Considering these sobering figures it’s not surprising to find a wealth of public health, prevention and treatment approaches aiming to stop young people taking up smoking or trying to help the smokers quit. But with so many programs to choose from – and a growing number able to point to successful randomized controlled trials to support their claims – how are policy makers with limited resources to make the right choice?

Hence Dino and her team's argument in favor of cost-effectiveness analysis, and their demonstration if its application to the N-O-T program, the most widely used of its kind in the US. It comprises ten gender-specific sessions, usually delivered in schools by trained facilitators. Quasi-experimental evaluations demonstrate quit rates of between 15% and 19%.

At the heart of cost-effectiveness analysis are predictive statistics called “Markov Transition Models”, which put a price on program benefits.
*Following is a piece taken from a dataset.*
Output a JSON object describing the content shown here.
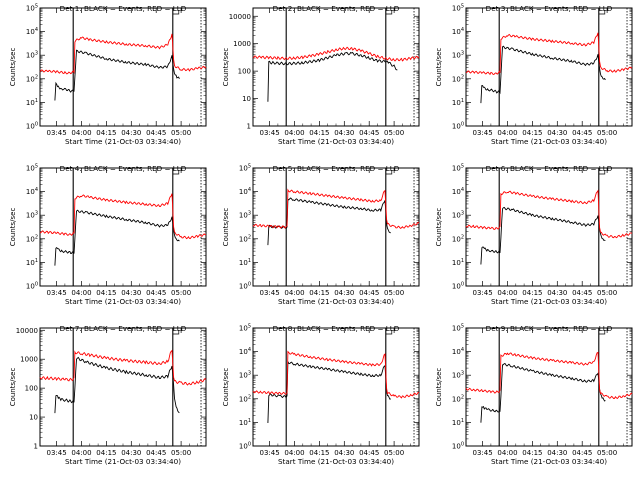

So one may have a big impact on child outcomes, but the “roll-out” cost may be impractically high. Or the benefits of another may be pretty modest, but because the program is so cheap it may well worth the investment.

For 100 young people receiving the N-O-T program, the cost turns out to be around $3400, compared to a mere $60 for more typical school approaches.

But the greater investment pays dividends. For the 100 young people enrolled in N-O-T, ten will quit and 14 cut back (compared to six quitting and nine cutting back in the case of more typical school approaches). Based on these figures and the elaborate predictive models, a moderate estimate is that for the 100 children receiving N-O-T, 102 years of life will be saved, compared to 64 years for standard school approaches.

The cost of a year of life is deduced from these estimates: based on the cost of the program and the predicted benefits, each year of life saved is worth $443 – approximately the amount a young person would spend on cigarettes in a year.

Ultimately it remains a policy maker’s judgment call. The real utility of the approach will be brought into sharper focus as more evaluations consider cost-effectiveness, allowing comparisons between many proven programs.

Explainers

randomized controlled trials

Sometimes referred to as experimental evaluations, randomized controlled trials or RCTs randomly allocate potential beneficiaries of an intervention to a program or treatment group (who receive the intervention) or a control group (who do not). Outcomes for the two groups are then compared.